Given any \(x\),
\(\cfrac { \partial x\, }{ \partial x } =1\)
\(\cfrac { \partial ^{ 2 }\, x }{ \partial \, x^{ 2 } } =0=\cfrac { \partial ^{ 2 }\, x }{ \partial \, x\partial t } \cfrac { \partial t\, }{ \partial \, x } =\cfrac { \partial ^{ 2 }\, x }{ \partial t\partial t } \cfrac { \partial t\, }{ \partial \, x } \cfrac { \partial t\, }{ \partial \, x } =\cfrac { \partial ^{ 2 }\, x }{ \partial t^{ 2 } } \cfrac { \partial t\, }{ \partial \, x } \cfrac { \partial t\, }{ \partial \, x } \)
So for all \(x\),
\(\cfrac { \partial ^{ 2 }\, x }{ \partial t^{ 2 } } \cfrac { \partial t\, }{ \partial \, x } \cfrac { \partial t\, }{ \partial \, x } =0\)
ie,
\(\cfrac{a}{v^2}=0\)
In fact,
\(\cfrac { \partial ^{ 2 }x\quad }{ \partial \, x^{ 2 } } =0\)
\(=\cfrac { \partial \, \quad }{ \partial \, x } \{ \cfrac { \partial x\, }{ \partial \, x } \} \)
\(=\cfrac { \partial \, \quad }{ \partial \, t } \{ \cfrac { \partial x\, }{ \partial \, x } \} \cfrac { \partial t\, }{ \partial \, x } \)
\(=\cfrac { \partial \, \quad }{ \partial \, t } \{ \cfrac { \partial x\, }{ \partial \, t } \cfrac { \partial t\, }{ \partial \, x } \} \cfrac { \partial t\, }{ \partial \, x } \)

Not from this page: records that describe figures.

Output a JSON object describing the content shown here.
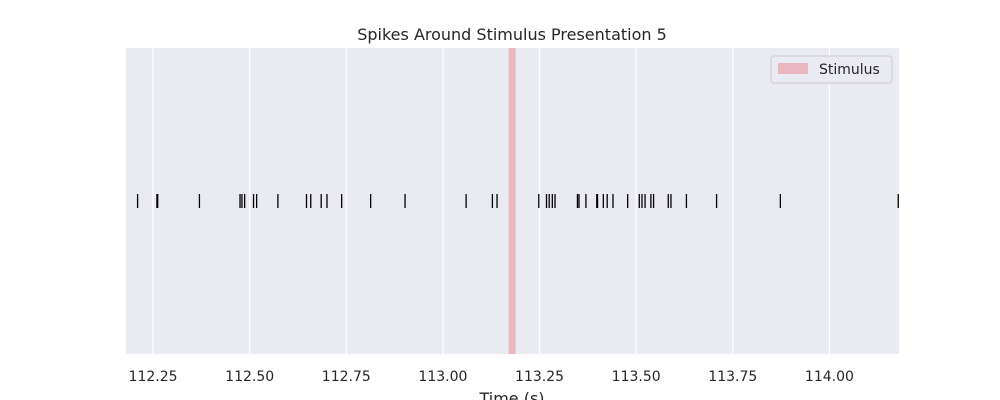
{
  "chart_data": {
    "type": "event_raster",
    "title": "Spikes Around Stimulus Presentation 5",
    "xlabel": "Time (s)",
    "ylabel": "",
    "xlim": [
      112.18,
      114.18
    ],
    "x_ticks": [
      112.25,
      112.5,
      112.75,
      113.0,
      113.25,
      113.5,
      113.75,
      114.0
    ],
    "x_tick_labels": [
      "112.25",
      "112.50",
      "112.75",
      "113.00",
      "113.25",
      "113.50",
      "113.75",
      "114.00"
    ],
    "y_ticks_visible": false,
    "grid": true,
    "background": "#eaeaf2",
    "spike_color": "#000000",
    "spike_times": [
      112.21,
      112.26,
      112.262,
      112.37,
      112.475,
      112.48,
      112.487,
      112.51,
      112.518,
      112.573,
      112.647,
      112.658,
      112.685,
      112.7,
      112.738,
      112.813,
      112.902,
      113.06,
      113.128,
      113.14,
      113.248,
      113.268,
      113.275,
      113.283,
      113.29,
      113.348,
      113.352,
      113.37,
      113.398,
      113.4,
      113.415,
      113.425,
      113.44,
      113.478,
      113.508,
      113.515,
      113.523,
      113.538,
      113.545,
      113.583,
      113.59,
      113.63,
      113.708,
      113.873,
      114.178
    ],
    "stimulus": {
      "start": 113.17,
      "end": 113.188,
      "label": "Stimulus",
      "color": "#e8838e"
    },
    "legend": {
      "position": "top-right",
      "entries": [
        "Stimulus"
      ]
    }
  }
}
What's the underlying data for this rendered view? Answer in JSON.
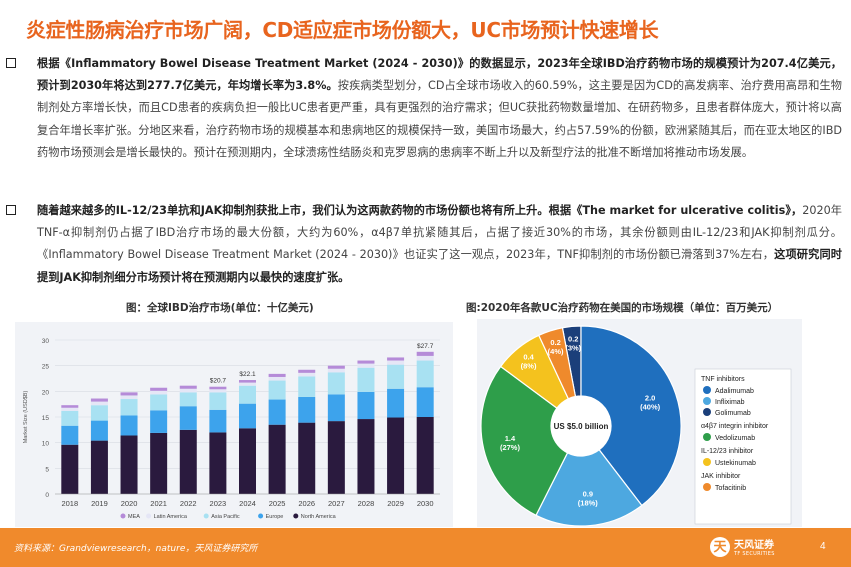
{
  "title": "炎症性肠病治疗市场广阔，CD适应症市场份额大，UC市场预计快速增长",
  "bullet1": {
    "p1_bold": "根据《Inflammatory Bowel Disease Treatment Market (2024 - 2030)》的数据显示，2023年全球IBD治疗药物市场的规模预计为207.4亿美元，预计到2030年将达到277.7亿美元，年均增长率为3.8%。",
    "p1_rest": "按疾病类型划分，CD占全球市场收入的60.59%，这主要是因为CD的高发病率、治疗费用高昂和生物制剂处方率增长快，而且CD患者的疾病负担一般比UC患者更严重，具有更强烈的治疗需求；但UC获批药物数量增加、在研药物多，且患者群体庞大，预计将以高复合年增长率扩张。分地区来看，治疗药物市场的规模基本和患病地区的规模保持一致，美国市场最大，约占57.59%的份额，欧洲紧随其后，而在亚太地区的IBD药物市场预测会是增长最快的。预计在预测期内，全球溃疡性结肠炎和克罗恩病的患病率不断上升以及新型疗法的批准不断增加将推动市场发展。"
  },
  "bullet2": {
    "p1_bold": "随着越来越多的IL-12/23单抗和JAK抑制剂获批上市，我们认为这两款药物的市场份额也将有所上升。根据《The market for ulcerative colitis》，",
    "p2": "2020年TNF-α抑制剂仍占据了IBD治疗市场的最大份额，大约为60%，α4β7单抗紧随其后，占据了接近30%的市场，其余份额则由IL-12/23和JAK抑制剂瓜分。《Inflammatory Bowel Disease Treatment Market (2024 - 2030)》也证实了这一观点，2023年，TNF抑制剂的市场份额已滑落到37%左右，",
    "p3_bold": "这项研究同时提到JAK抑制剂细分市场预计将在预测期内以最快的速度扩张。"
  },
  "caption_left": "图：全球IBD治疗市场(单位：十亿美元)",
  "caption_right": "图:2020年各款UC治疗药物在美国的市场规模（单位：百万美元）",
  "colors": {
    "accent": "#e8641e",
    "north_america": "#2a1a3e",
    "europe": "#3da3ec",
    "asia_pacific": "#a8e1f2",
    "latin_america": "#e5e6f6",
    "mea": "#b58bd8"
  },
  "chart_data": [
    {
      "type": "bar",
      "stacked": true,
      "title": "全球IBD治疗市场(单位：十亿美元)",
      "categories": [
        "2018",
        "2019",
        "2020",
        "2021",
        "2022",
        "2023",
        "2024",
        "2025",
        "2026",
        "2027",
        "2028",
        "2029",
        "2030"
      ],
      "ylabel": "Market Size (USD$B)",
      "ylim": [
        0,
        30
      ],
      "yticks": [
        "0",
        "5",
        "10",
        "15",
        "20",
        "25",
        "30"
      ],
      "series": [
        {
          "name": "North America",
          "values": [
            9.6,
            10.4,
            11.4,
            11.9,
            12.5,
            12.0,
            12.8,
            13.5,
            13.9,
            14.2,
            14.6,
            14.9,
            15.0
          ]
        },
        {
          "name": "Europe",
          "values": [
            3.7,
            3.9,
            3.9,
            4.4,
            4.6,
            4.4,
            4.8,
            4.9,
            5.0,
            5.2,
            5.3,
            5.6,
            5.8
          ]
        },
        {
          "name": "Asia Pacific",
          "values": [
            2.9,
            3.0,
            3.2,
            3.1,
            2.7,
            3.4,
            3.5,
            3.7,
            4.0,
            4.3,
            4.7,
            4.7,
            5.2
          ]
        },
        {
          "name": "Latin America",
          "values": [
            0.6,
            0.7,
            0.7,
            0.7,
            0.7,
            0.6,
            0.6,
            0.7,
            0.7,
            0.7,
            0.8,
            0.8,
            0.9
          ]
        },
        {
          "name": "MEA",
          "values": [
            0.5,
            0.6,
            0.6,
            0.6,
            0.6,
            0.5,
            0.5,
            0.6,
            0.6,
            0.6,
            0.6,
            0.6,
            0.8
          ]
        }
      ],
      "annotations": [
        {
          "category": "2023",
          "text": "$20.7"
        },
        {
          "category": "2024",
          "text": "$22.1"
        },
        {
          "category": "2030",
          "text": "$27.7"
        }
      ],
      "legend": [
        "MEA",
        "Latin America",
        "Asia Pacific",
        "Europe",
        "North America"
      ]
    },
    {
      "type": "pie",
      "donut": true,
      "title": "2020年各款UC治疗药物在美国的市场规模（单位：百万美元）",
      "center_label": "US $5.0 billion",
      "slices": [
        {
          "name": "Adalimumab",
          "value": 2.0,
          "label": "2.0",
          "pct": "(40%)",
          "color": "#1f6fbe"
        },
        {
          "name": "Infliximab",
          "value": 0.9,
          "label": "0.9",
          "pct": "(18%)",
          "color": "#4da8e0"
        },
        {
          "name": "Vedolizumab",
          "value": 1.4,
          "label": "1.4",
          "pct": "(27%)",
          "color": "#2e9e4a"
        },
        {
          "name": "Ustekinumab",
          "value": 0.4,
          "label": "0.4",
          "pct": "(8%)",
          "color": "#f4c21e"
        },
        {
          "name": "Tofacitinib",
          "value": 0.2,
          "label": "0.2",
          "pct": "(4%)",
          "color": "#ef8a2c"
        },
        {
          "name": "Golimumab",
          "value": 0.15,
          "label": "0.2",
          "pct": "(3%)",
          "color": "#1b3f7a"
        }
      ],
      "legend_groups": [
        {
          "title": "TNF inhibitors",
          "items": [
            "Adalimumab",
            "Infliximab",
            "Golimumab"
          ]
        },
        {
          "title": "α4β7 integrin inhibitor",
          "items": [
            "Vedolizumab"
          ]
        },
        {
          "title": "IL-12/23 inhibitor",
          "items": [
            "Ustekinumab"
          ]
        },
        {
          "title": "JAK inhibitor",
          "items": [
            "Tofacitinib"
          ]
        }
      ]
    }
  ],
  "footer": {
    "source": "资料来源：Grandviewresearch，nature，天风证券研究所",
    "logo_mark": "天",
    "logo_text": "天风证券",
    "logo_sub": "TF SECURITIES",
    "page": "4"
  }
}
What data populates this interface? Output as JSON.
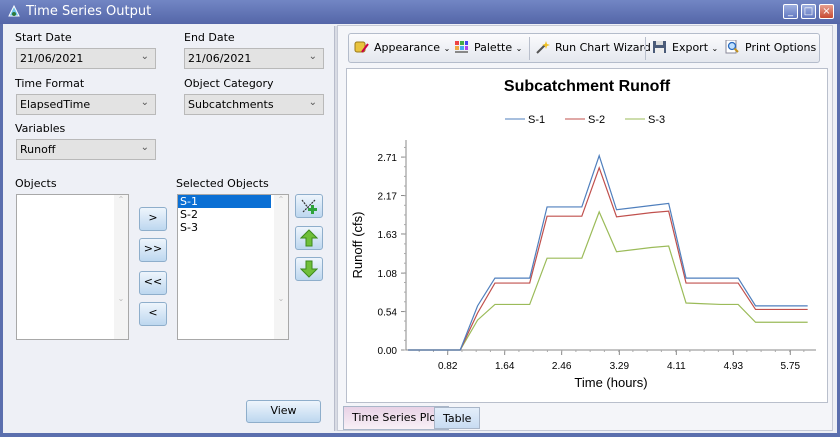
{
  "window": {
    "title": "Time Series Output",
    "min": "_",
    "max": "□",
    "close": "×"
  },
  "left": {
    "start_date": {
      "label": "Start Date",
      "value": "21/06/2021"
    },
    "end_date": {
      "label": "End Date",
      "value": "21/06/2021"
    },
    "time_format": {
      "label": "Time Format",
      "value": "ElapsedTime"
    },
    "object_category": {
      "label": "Object Category",
      "value": "Subcatchments"
    },
    "variables": {
      "label": "Variables",
      "value": "Runoff"
    },
    "objects": {
      "label": "Objects",
      "items": []
    },
    "selected_objects": {
      "label": "Selected Objects",
      "items": [
        "S-1",
        "S-2",
        "S-3"
      ],
      "selected": "S-1"
    },
    "move_buttons": [
      ">",
      ">>",
      "<<",
      "<"
    ],
    "view_label": "View"
  },
  "toolbar": {
    "appearance": "Appearance",
    "palette": "Palette",
    "wizard": "Run Chart Wizard",
    "export": "Export",
    "print": "Print Options"
  },
  "tabs": [
    {
      "label": "Time Series Plot",
      "active": true
    },
    {
      "label": "Table",
      "active": false
    }
  ],
  "chart_data": {
    "type": "line",
    "title": "Subcatchment Runoff",
    "xlabel": "Time (hours)",
    "ylabel": "Runoff (cfs)",
    "xticks": [
      "0.82",
      "1.64",
      "2.46",
      "3.29",
      "4.11",
      "4.93",
      "5.75"
    ],
    "yticks": [
      "0.00",
      "0.54",
      "1.08",
      "1.63",
      "2.17",
      "2.71"
    ],
    "xlim": [
      0.22,
      6.12
    ],
    "ylim": [
      0,
      2.95
    ],
    "legend": "top-center",
    "grid": false,
    "x": [
      0.25,
      0.5,
      0.75,
      1.0,
      1.25,
      1.5,
      1.75,
      2.0,
      2.25,
      2.5,
      2.75,
      3.0,
      3.25,
      3.5,
      3.75,
      4.0,
      4.25,
      4.5,
      4.75,
      5.0,
      5.25,
      5.5,
      5.75,
      6.0
    ],
    "series": [
      {
        "name": "S-1",
        "color": "#4f7fbd",
        "values": [
          0,
          0,
          0,
          0,
          0.62,
          1.01,
          1.01,
          1.01,
          2.01,
          2.01,
          2.01,
          2.73,
          1.97,
          2.0,
          2.03,
          2.06,
          1.01,
          1.01,
          1.01,
          1.01,
          0.62,
          0.62,
          0.62,
          0.62
        ]
      },
      {
        "name": "S-2",
        "color": "#c0504d",
        "values": [
          0,
          0,
          0,
          0,
          0.52,
          0.94,
          0.94,
          0.94,
          1.88,
          1.88,
          1.88,
          2.56,
          1.87,
          1.9,
          1.93,
          1.95,
          0.94,
          0.94,
          0.94,
          0.94,
          0.57,
          0.57,
          0.57,
          0.57
        ]
      },
      {
        "name": "S-3",
        "color": "#9bbb59",
        "values": [
          0,
          0,
          0,
          0,
          0.42,
          0.64,
          0.64,
          0.64,
          1.29,
          1.29,
          1.29,
          1.94,
          1.38,
          1.41,
          1.44,
          1.46,
          0.66,
          0.65,
          0.64,
          0.64,
          0.39,
          0.39,
          0.39,
          0.39
        ]
      }
    ]
  }
}
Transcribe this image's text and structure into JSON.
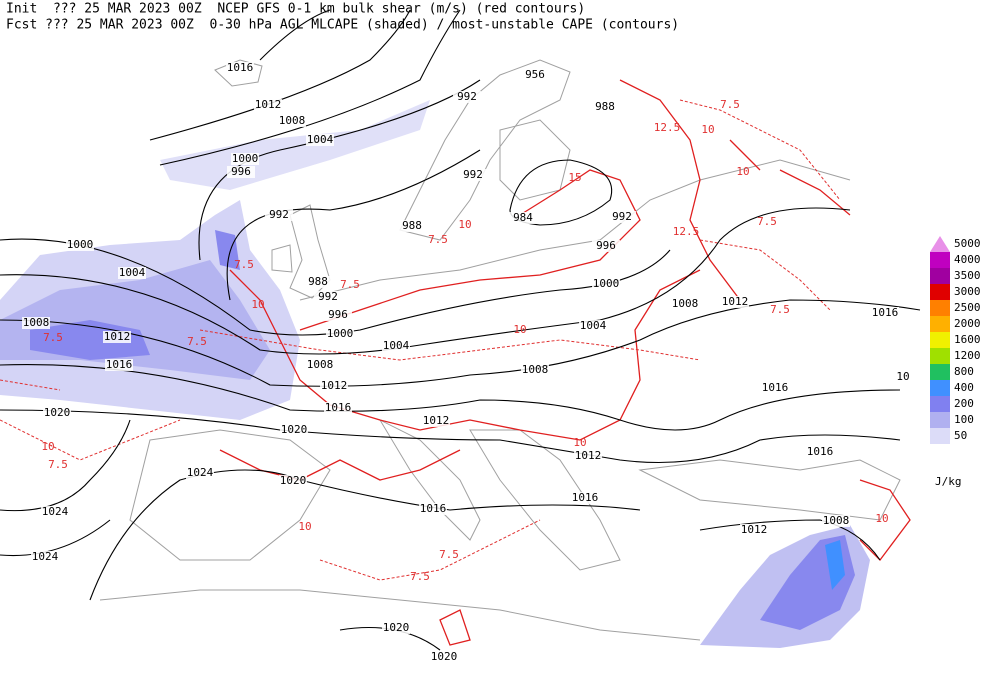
{
  "header": {
    "line1": "Init  ??? 25 MAR 2023 00Z  NCEP GFS 0-1 km bulk shear (m/s) (red contours)",
    "line2": "Fcst ??? 25 MAR 2023 00Z  0-30 hPa AGL MLCAPE (shaded) / most-unstable CAPE (contours)"
  },
  "legend": {
    "levels": [
      5000,
      4000,
      3500,
      3000,
      2500,
      2000,
      1600,
      1200,
      800,
      400,
      200,
      100,
      50
    ],
    "colors": [
      "#e890e8",
      "#c000c0",
      "#a000a0",
      "#e00000",
      "#ff8000",
      "#ffb000",
      "#f0f000",
      "#a0e000",
      "#20c060",
      "#4090ff",
      "#8080f0",
      "#b0b0f0",
      "#dcdcf8"
    ],
    "unit": "J/kg"
  },
  "isobar_labels": [
    1016,
    1012,
    1008,
    1004,
    1000,
    996,
    992,
    1000,
    1004,
    1008,
    1012,
    1016,
    1020,
    1024,
    1024,
    1024,
    956,
    992,
    988,
    992,
    984,
    988,
    992,
    996,
    1000,
    988,
    992,
    996,
    1000,
    1004,
    1008,
    1012,
    1016,
    1020,
    1012,
    1008,
    1004,
    1008,
    1012,
    1016,
    1016,
    1016,
    1012,
    1020,
    1016,
    1016,
    1012,
    1008,
    1020,
    1020,
    10
  ],
  "shear_labels": [
    7.5,
    12.5,
    10,
    15,
    10,
    7.5,
    12.5,
    7.5,
    10,
    7.5,
    7.5,
    10,
    7.5,
    7.5,
    10,
    7.5,
    10,
    7.5,
    10,
    7.5,
    7.5,
    10,
    10
  ]
}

\(=\cfrac { \partial \, \quad }{ \partial \, t } \{ \cfrac { \partial x\, }{ \partial \, t } \} \cfrac { \partial t\, }{ \partial \, x } +\cfrac { \partial \, \quad }{ \partial \, t } \{ \cfrac { \partial t\, }{ \partial \, x } \} \cfrac { \partial x\, }{ \partial \, t } \)
\(= \cfrac { \partial ^{ 2 }x\, \quad }{ \partial \, t^{ 2 } } \cfrac { \partial t\, }{ \partial \, x } -\cfrac { 1 }{ \{ \cfrac { \partial x\, }{ \partial \, t } \} ^{ 2 } } \cfrac { \partial \, \quad }{ \partial \, t } \{ \cfrac { \partial x\, }{ \partial \, t } \} \cfrac { \partial x\, }{ \partial \, t } \)
\(=\cfrac { \partial ^{ 2 }x\, \quad }{ \partial \, t^{ 2 } } \cfrac { \partial t\, }{ \partial \, x } -\cfrac { 1 }{ \{ \cfrac { \partial x\, }{ \partial \, t } \} } \cfrac { \partial ^{ 2 }x\, \quad }{ \partial \, t^{ 2 } } \)
\(=\cfrac { \partial ^{ 2 }x\, \quad }{ \partial \, t^{ 2 } } \cfrac { \partial t\, }{ \partial \, x } -\cfrac { \partial ^{ 2 }x\, \quad }{ \partial \, t^{ 2 } } \cfrac { \partial t }{ \partial x }=0 \)
non sequitur.